While it is quite possible for anyone to suffer from the symptoms of alcohol withdrawal, it can be especially challenging for people with severe alcohol dependence. If you are worried that you may be suffering from alcohol withdrawal then consult a doctor or alcohol rehabilitation center. A treatment for alcohol dependency should only be undertaken after the doctor has tried to help the patient make alcohol use stop completely. If you attempt to stop alcohol without the proper support you may only worsen the condition and increase your chances of experiencing more severe side effects of alcohol dependence.

Symptoms of alcohol withdrawal are often confused with the symptoms of alcohol addiction. The most important difference between the two is that people with alcoholism experience cravings for alcohol while people with alcohol use disorder do not crave for alcohol. However, they both induce physical dependence on alcohol and lead to psychological problems such as depression, anger, anxiety and other similar disorders.
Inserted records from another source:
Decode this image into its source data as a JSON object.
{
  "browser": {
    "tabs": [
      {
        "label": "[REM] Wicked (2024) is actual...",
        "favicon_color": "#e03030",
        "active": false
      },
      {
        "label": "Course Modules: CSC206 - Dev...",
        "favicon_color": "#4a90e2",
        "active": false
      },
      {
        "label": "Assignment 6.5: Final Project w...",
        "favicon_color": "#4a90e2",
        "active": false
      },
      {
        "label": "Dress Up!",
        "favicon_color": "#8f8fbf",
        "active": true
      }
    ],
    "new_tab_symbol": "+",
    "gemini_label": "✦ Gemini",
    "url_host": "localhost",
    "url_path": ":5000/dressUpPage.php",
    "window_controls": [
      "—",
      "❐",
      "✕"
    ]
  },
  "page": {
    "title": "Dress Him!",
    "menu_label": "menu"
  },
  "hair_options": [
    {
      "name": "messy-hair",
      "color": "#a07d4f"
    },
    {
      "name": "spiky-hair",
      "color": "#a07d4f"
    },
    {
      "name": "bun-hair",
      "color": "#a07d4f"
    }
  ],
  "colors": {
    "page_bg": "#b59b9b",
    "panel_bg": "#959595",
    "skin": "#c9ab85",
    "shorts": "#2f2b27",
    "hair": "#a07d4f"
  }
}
It is common for people with alcohol use disorder to deny any problem with drinking and will eventually suffer consequences that are far worse than the symptoms of withdrawal. Alcoholics suffer serious cravings and intense urge to drink, which leads to a relapse into drinking behavior.

It is also very important to understand that the symptoms of alcohol withdrawal do not necessarily mean that a person is suffering from alcohol addiction. In fact, some people undergoing alcohol detox may experience symptoms like anxiety, depression and cravings. It is these intense cravings and behavioral patterns that lead to relapse. If these symptoms persist for over two weeks, medical assistance should be sought. Medical treatment can lead to recovery from this disease.

As previously mentioned, symptoms of alcohol withdrawal syndrome may develop due to excessive drinking or binge drinking. This can be treated by stop drinking therapies or rehab programs. Other treatments used in treating alcohol dependency include alcohol replacement therapy, medical detox, anti-depressant medications, and anti-anxiety medication. However, treatment options are highly individualized dependent on the severity of the individual’s drinking problem and health history. This is why it is highly recommended that anyone who is suffering symptoms of alcohol withdrawal contact a qualified professional for proper advice. This article is to be used for informational purposes only and is not intended to medically diagnose or treat any illness.